No llegan a ser ni los últimos de la fila, son los del subsuelo, los de la alcantarilla, los de las zanjas a piocha y a chuzo, los que cargan en sus hombros el agravio y la insolencia de una sociedad indolente y de doble moral que los deshonra.
Los explotados a todas horas, todos los días, en cualquier lugar.
Los del lomo curtido y las manos agrietadas, los del alma herida, milenariamente. Los de la mirada transparente y pecho acribillado.
Los parias, los huele pega, los marchantes, los indios patas rajadas, las putas de arrabal, los pueblerinos, los jornaleros, los indocumentados, los tostados por el sol, los insignificantes, los impronunciables.
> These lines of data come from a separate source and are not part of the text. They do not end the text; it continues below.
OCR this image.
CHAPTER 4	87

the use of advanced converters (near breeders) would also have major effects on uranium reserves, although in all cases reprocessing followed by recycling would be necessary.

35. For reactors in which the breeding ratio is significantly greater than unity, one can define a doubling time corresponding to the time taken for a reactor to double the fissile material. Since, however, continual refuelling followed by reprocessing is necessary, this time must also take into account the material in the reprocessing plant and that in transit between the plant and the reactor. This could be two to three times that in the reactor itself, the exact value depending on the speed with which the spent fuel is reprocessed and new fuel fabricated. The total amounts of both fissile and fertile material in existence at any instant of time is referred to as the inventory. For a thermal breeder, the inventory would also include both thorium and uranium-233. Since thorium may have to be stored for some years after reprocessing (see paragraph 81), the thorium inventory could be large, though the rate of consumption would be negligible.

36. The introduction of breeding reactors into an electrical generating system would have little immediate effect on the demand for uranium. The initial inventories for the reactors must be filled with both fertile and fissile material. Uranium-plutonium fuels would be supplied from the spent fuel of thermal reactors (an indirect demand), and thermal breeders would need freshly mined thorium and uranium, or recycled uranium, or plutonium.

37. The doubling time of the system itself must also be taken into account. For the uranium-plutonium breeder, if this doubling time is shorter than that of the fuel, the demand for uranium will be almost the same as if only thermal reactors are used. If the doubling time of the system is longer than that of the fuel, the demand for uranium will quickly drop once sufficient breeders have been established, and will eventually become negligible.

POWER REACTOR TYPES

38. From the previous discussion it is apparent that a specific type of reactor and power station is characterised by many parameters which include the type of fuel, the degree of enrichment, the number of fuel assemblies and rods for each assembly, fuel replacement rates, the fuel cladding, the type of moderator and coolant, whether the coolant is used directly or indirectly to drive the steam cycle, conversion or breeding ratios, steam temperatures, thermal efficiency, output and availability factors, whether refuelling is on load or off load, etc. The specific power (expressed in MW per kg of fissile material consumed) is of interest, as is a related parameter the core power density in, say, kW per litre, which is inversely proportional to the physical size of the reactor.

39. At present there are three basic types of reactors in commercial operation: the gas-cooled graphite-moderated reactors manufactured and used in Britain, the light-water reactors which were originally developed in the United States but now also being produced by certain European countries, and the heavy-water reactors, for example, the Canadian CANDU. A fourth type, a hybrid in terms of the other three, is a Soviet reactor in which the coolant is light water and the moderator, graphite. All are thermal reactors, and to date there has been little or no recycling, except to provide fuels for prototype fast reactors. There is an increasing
Los vendedores de mercado, los ambulantes. Las sirvientas, los albañiles, los mil usos, los inservibles. El peón.
Los de los dientes podridos y la piel supurante. Los de los pies destrozados entre astillas y ansiedad. Los que se cortan las venas con botellas quebradas en el caos y la precariedad. Los locos de mierda deambulando en las calles, inyectándose historias que nadie quiere contar. Un trago que quema el buche llagado, del paria que llora la desolación, de ser nadie en un mundo de mierda, donde lo importante es la adulación.
El paria olvidado camina de frente, a veces deambula en la ensoñación, que un día la angustia se largue y lo deje, que un día el hambre se vuelva raudal, la alegría de la lluvia cayendo en el cerro y la de los niños saltando jugando a soñar.
El paria cansado jamás se detiene, le pone el pecho a cualquier deshonor, sabe que su nombre no es delincuente, aunque así lo señale el estafador. Aguanta y resiste milenariamente, porque es brasa roja en el polletón, la llama encendida que nunca se apaga, es el verso libre en el ventarrón.